Two years ago, on a whim, I bought a fern. The unique look caught my attention and has quickly become one of my favorites.
The foxtail fern is a fun plant. The bushy stems shot straight up, and it’s hard to resist touching the full yet airy leaves that resemble the fullness of an animal’s tail.
An outdoor perennial in Zones 9-11, this tropical plant works well in containers that can be brought indoors before the first frost. Often, the plant produces white flowers and red berries, but this has not happened with my plant.
This summer, it has happily lived on my front porch. There, it gets indirect sunlight and is protected from harsh winds, rains, and hot afternoon sun. In a few weeks, I will bring the container inside and place it near my sunny window.
The window in my family room is magic. It has just the right amount of morning sun, and I have it crowded with indoor plants that thrive in the space.
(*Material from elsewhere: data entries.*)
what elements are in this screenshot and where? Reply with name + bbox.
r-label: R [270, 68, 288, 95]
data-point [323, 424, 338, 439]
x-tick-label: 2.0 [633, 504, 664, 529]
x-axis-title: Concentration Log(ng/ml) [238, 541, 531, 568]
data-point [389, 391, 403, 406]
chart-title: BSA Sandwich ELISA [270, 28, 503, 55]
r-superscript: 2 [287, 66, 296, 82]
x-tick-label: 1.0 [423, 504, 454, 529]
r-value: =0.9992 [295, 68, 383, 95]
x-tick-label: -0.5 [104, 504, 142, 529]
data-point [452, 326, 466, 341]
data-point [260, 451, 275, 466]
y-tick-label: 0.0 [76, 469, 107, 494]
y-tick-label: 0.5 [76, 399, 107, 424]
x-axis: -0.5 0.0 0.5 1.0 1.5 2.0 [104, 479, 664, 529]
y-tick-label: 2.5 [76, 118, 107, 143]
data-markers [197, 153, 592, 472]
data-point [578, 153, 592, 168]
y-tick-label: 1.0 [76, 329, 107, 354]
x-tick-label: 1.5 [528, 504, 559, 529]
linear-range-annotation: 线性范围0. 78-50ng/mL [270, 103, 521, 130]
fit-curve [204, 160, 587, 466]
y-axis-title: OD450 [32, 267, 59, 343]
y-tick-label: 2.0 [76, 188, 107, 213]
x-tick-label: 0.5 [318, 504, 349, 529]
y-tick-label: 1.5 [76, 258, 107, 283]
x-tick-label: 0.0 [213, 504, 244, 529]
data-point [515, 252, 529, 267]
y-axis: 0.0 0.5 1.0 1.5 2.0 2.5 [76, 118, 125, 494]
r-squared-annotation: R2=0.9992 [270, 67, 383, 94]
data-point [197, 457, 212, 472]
This plant, the foxtail fern, also has a secret: it is not a fern. The Foxtail (Asparagus densiflorus) is part of the asparagus family. It reproduces through seeds, not spores like true ferns. Because of its tuberous roots, it is sensitive to overwatering. Too much water will cause root rot, so stay on a weekly schedule or when the top three inches of soil are dry.
Because it is native to Africa’s hot, humid climate, spritzing the plant or putting the container on a tray of pebbles and low water will keep it happy. A shot of liquid fertilizer in the spring and summer will provide nutrients.
Reaching full maturity after three years, the Foxtail can grow up to 3 ft tall and 3 ft wide. Consider repotting if you see roots beginning to show at the top of the container. Only increase the pot size slightly – maybe 2 inches. I have my Foxtail in a clay pot. Clay or stone containers are a good idea because they take on some of the moisture and keep the roots dry.
While repotting, you may decide to propagate or divide the plant. Do this by cutting the roots with a sharp knife. Make sure to have a healthy root and green stem with each section—water generously once the plant is in its new container.
If you notice stems and leaves turning yellow, often a sign of overwatering, prune the weak stems at the base of the plant. This is really the only pruning Foxtails need.
The Foxtail is often called by the common name asparagus fern, a common name shared by several plants. I also have an asparagus fern (Asparagus aethiopicus), which is much different from the Foxtail. It has light and airy leaves that droop over the container; remember the Foxtail stands straight.
The asparagus is perfect for hanging baskets or window boxes filler. The leaves are pine-like and not really that soft. It drinks quite a bit of water and sheds leaves like crazy. I’m not sure why I keep this messy plant around, but it seems happy, and I tolerate its leaf drop while fussing under my breath every time I clean the bathroom counter and floor.
As we ease into September, I am working on rearranging houseplants, making room for the ones I will soon bring indoors. The messy asparagus will go to the bathroom, where the light and humidity make it happy.
The Foxtail will live in the magic corner and thrive on the filtered sunlight. Nothing beats outside, but for now, I have found indoor homes that keep my ferns foxy and healthy.